In this article we'll provide a summary of what PL/R is and how to get running with it. Since we don't like repeating ourselves,
we'll refer you to an article we wrote a while ago which is still fairly relevant today called Up and Running with PL/R (PLR) in PostgreSQL: An almost Idiot's Guide
and just fill in the parts that have changed. We should note that particular series was more geared toward the spatial database programmer (PostGIS in particular). There is a lot of overlap between the PL/R, R, and PostGIS user-base which is comprised
of many environmental scientists and researchers in need of powerful charting and stats tools to analyse their data who are high on the smart but low on the money human spectrum.
This series will be more of a general PL/R user perspective. We'll follow more of the same style we did with Quick Intro to PL/Python. We'll end our series with a PL/R cheatsheet similar to what we had for PL/Python.
As stated in our State of PostGIS article, we'll be using log files we generated from our PostGIS stress tests. These stress tests were auto-generated from the PostGIS official documentation.
The raster tests are comprised of 2,095 query executions exercising all the pixel types supported. The geometry/geograpy tests are comprised of 65,892 spatial SQL queries exercising every PostGIS geometry/geography supported in PostGIS 2.0 -- yes this includes TINS, Triangles,Polyhedral Surfaces, Curved geometries and all dimensions of them.
Most queries are unique. If you are curious to see what these log tables look like or want to follow along with these exercises, you can download the tables from here.
What is R and PL/R and why should you care?
R is both a language and an environment for doing statistics and generating graphs and plots. It is GNU-licensed and a common favorite of Universities and Research institutions. PL/R is a procedural language for PostgreSQL that allows you to write database stored functions
in R. R is a set-based and domain specific language similar to SQL except unlike the way relational databases treat data, it thinks of data as matrices, lists and vectors. I tend to think of it as a cross between LISP and SQL though more experienced Lisp and R users will probably disagree with me on that. This makes it easier in many cases to tabulate data both across columns as well as across rows.

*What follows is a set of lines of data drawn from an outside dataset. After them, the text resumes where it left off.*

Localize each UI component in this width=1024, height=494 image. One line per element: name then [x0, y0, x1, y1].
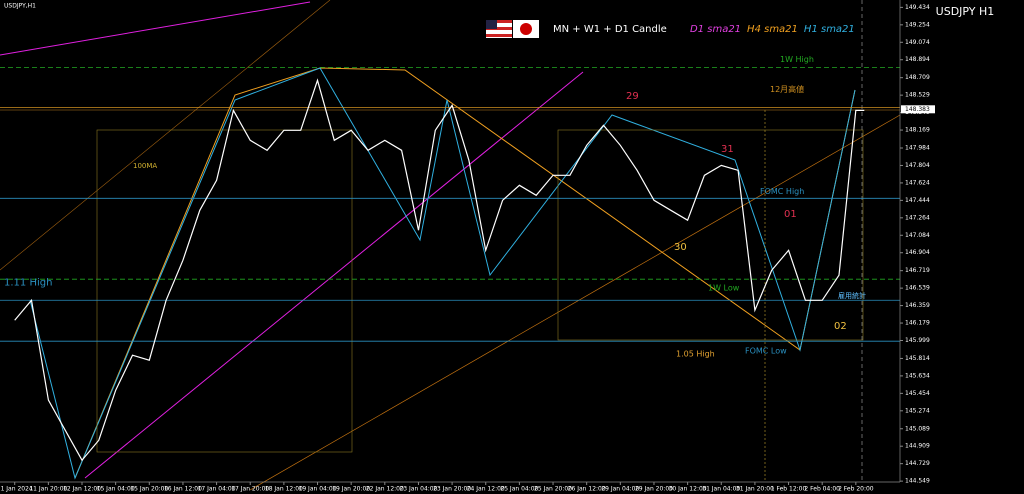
flags — [486, 20, 539, 38]
x-tick-label: 26 Jan 12:00 — [568, 486, 606, 493]
x-tick-label: 2 Feb 04:00 — [804, 486, 840, 493]
y-tick-label: 146.179 — [905, 320, 930, 327]
x-tick-label: 19 Jan 20:00 — [332, 486, 370, 493]
y-tick-label: 146.539 — [905, 285, 930, 292]
symbol: USDJPY,H1 — [4, 3, 36, 10]
x-tick-label: 30 Jan 12:00 — [669, 486, 707, 493]
chart-title: USDJPY H1 — [936, 5, 995, 18]
annotation: 30 — [674, 242, 687, 253]
level-label: 1W Low — [708, 284, 740, 293]
x-tick-label: 22 Jan 12:00 — [366, 486, 404, 493]
y-tick-label: 147.984 — [905, 144, 930, 151]
annotation: 100MA — [133, 162, 157, 170]
level-label: 1W High — [780, 55, 814, 64]
x-tick-label: 11 Jan 20:00 — [29, 486, 67, 493]
x-tick-label: 15 Jan 20:00 — [130, 486, 168, 493]
x-tick-label: 1 Feb 12:00 — [771, 486, 807, 493]
y-tick-label: 145.814 — [905, 355, 930, 362]
subtitle: MN + W1 + D1 Candle — [553, 24, 667, 35]
y-tick-label: 148.529 — [905, 92, 930, 99]
level-label: 1.11 High — [4, 277, 52, 288]
y-tick-label: 145.634 — [905, 372, 930, 379]
x-tick-label: 11 Jan 2024 — [0, 486, 33, 493]
level-label: 12月高値 — [770, 84, 804, 94]
x-tick-label: 23 Jan 04:00 — [399, 486, 437, 493]
price-tag — [901, 105, 935, 114]
x-tick-label: 25 Jan 04:00 — [500, 486, 538, 493]
annotation: 31 — [721, 144, 734, 155]
levels: 1W High 12月高値 FOMC High 1W Low 1.11 High FOMC… — [0, 55, 900, 356]
y-tick-label: 148.709 — [905, 74, 930, 81]
level-label: FOMC Low — [745, 347, 787, 356]
x-tick-label: 24 Jan 12:00 — [467, 486, 505, 493]
annotation: 29 — [626, 91, 639, 102]
y-tick-label: 146.359 — [905, 302, 930, 309]
x-tick-label: 29 Jan 04:00 — [601, 486, 639, 493]
annotation: 01 — [784, 209, 797, 220]
trend-line — [0, 1, 311, 56]
y-tick-label: 146.719 — [905, 267, 930, 274]
indicator-name: D1 sma21 — [690, 24, 741, 35]
x-tick-label: 31 Jan 04:00 — [702, 486, 740, 493]
indicator-name: H1 sma21 — [804, 24, 855, 35]
flag-stripe — [486, 20, 512, 23]
y-tick-label: 147.624 — [905, 179, 930, 186]
y-tick-label: 145.274 — [905, 407, 930, 414]
x-tick-label: 2 Feb 20:00 — [838, 486, 874, 493]
axes: 149.434 149.254 149.074 148.894 148.709 148.5… — [0, 4, 935, 493]
x-tick-label: 12 Jan 12:00 — [63, 486, 101, 493]
y-tick-label: 144.909 — [905, 443, 930, 450]
y-tick-label: 147.084 — [905, 232, 930, 239]
y-tick-label: 149.434 — [905, 4, 930, 11]
x-tick-label: 17 Jan 04:00 — [198, 486, 236, 493]
y-tick-label: 149.074 — [905, 39, 930, 46]
y-tick-label: 144.729 — [905, 460, 930, 467]
flag-stripe — [486, 34, 512, 37]
candle-box — [96, 129, 353, 453]
x-tick-label: 25 Jan 20:00 — [534, 486, 572, 493]
trend-line — [249, 114, 901, 491]
flag-sun — [520, 23, 532, 35]
y-tick-label: 148.894 — [905, 56, 930, 63]
x-tick-label: 16 Jan 12:00 — [164, 486, 202, 493]
x-tick-label: 17 Jan 20:00 — [231, 486, 269, 493]
indicator-name: H4 sma21 — [747, 24, 798, 35]
y-tick-label: 147.804 — [905, 162, 930, 169]
y-tick-label: 146.904 — [905, 249, 930, 256]
x-tick-label: 23 Jan 20:00 — [433, 486, 471, 493]
annotation: 雇用統計 — [838, 291, 866, 300]
trend-line — [0, 0, 331, 271]
indicator-legend: D1 sma21 H4 sma21 H1 sma21 — [690, 24, 855, 35]
current-price: 148.383 — [905, 106, 930, 113]
x-tick-label: 31 Jan 20:00 — [736, 486, 774, 493]
y-tick-label: 149.254 — [905, 21, 930, 28]
x-tick-label: 29 Jan 20:00 — [635, 486, 673, 493]
y-tick-label: 147.264 — [905, 214, 930, 221]
x-tick-label: 15 Jan 04:00 — [97, 486, 135, 493]
level-label: FOMC High — [760, 187, 804, 196]
x-tick-label: 19 Jan 04:00 — [299, 486, 337, 493]
y-tick-label: 147.444 — [905, 197, 930, 204]
annotation: 1.05 High — [676, 350, 715, 359]
y-tick-label: 145.999 — [905, 337, 930, 344]
y-tick-label: 148.169 — [905, 127, 930, 134]
x-tick-label: 18 Jan 12:00 — [265, 486, 303, 493]
flag-canton — [486, 20, 497, 29]
flag-stripe — [486, 27, 512, 30]
y-tick-label: 145.089 — [905, 425, 930, 432]
y-tick-label: 145.454 — [905, 390, 930, 397]
price-line — [14, 78, 865, 462]
decor — [0, 0, 901, 491]
annotation: 02 — [834, 321, 847, 332]
trend-line — [84, 71, 584, 479]
y-tick-label: 144.549 — [905, 478, 930, 485]
zigzag — [29, 67, 856, 480]
candle-box — [557, 129, 864, 341]
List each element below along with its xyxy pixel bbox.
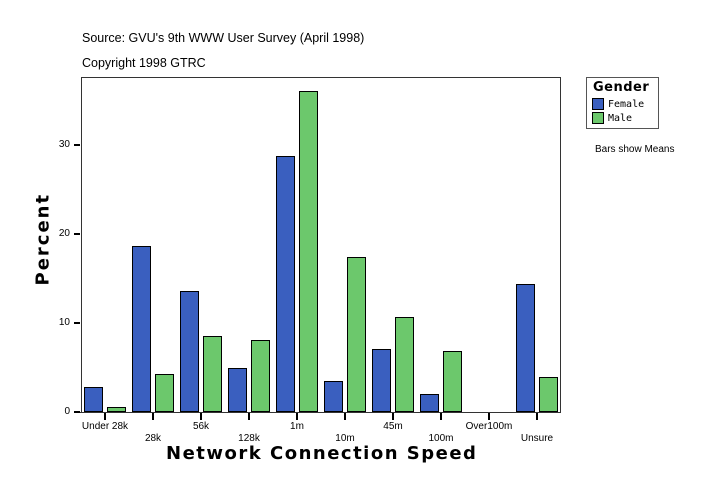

The examples we will show in these exercises, could be done in SQL, but they are much more succinct to write in R. In addition to the language itself, there are a whole wealth of statistical and graphing functions available in R that you will not
find in any relational database. These functions are growing as more people contribute packages. Its packaging system called Comprehensive R Archive (CRAN) is similar in concept to Perl's CPAN and the in the works PGXN for PostgreSQL.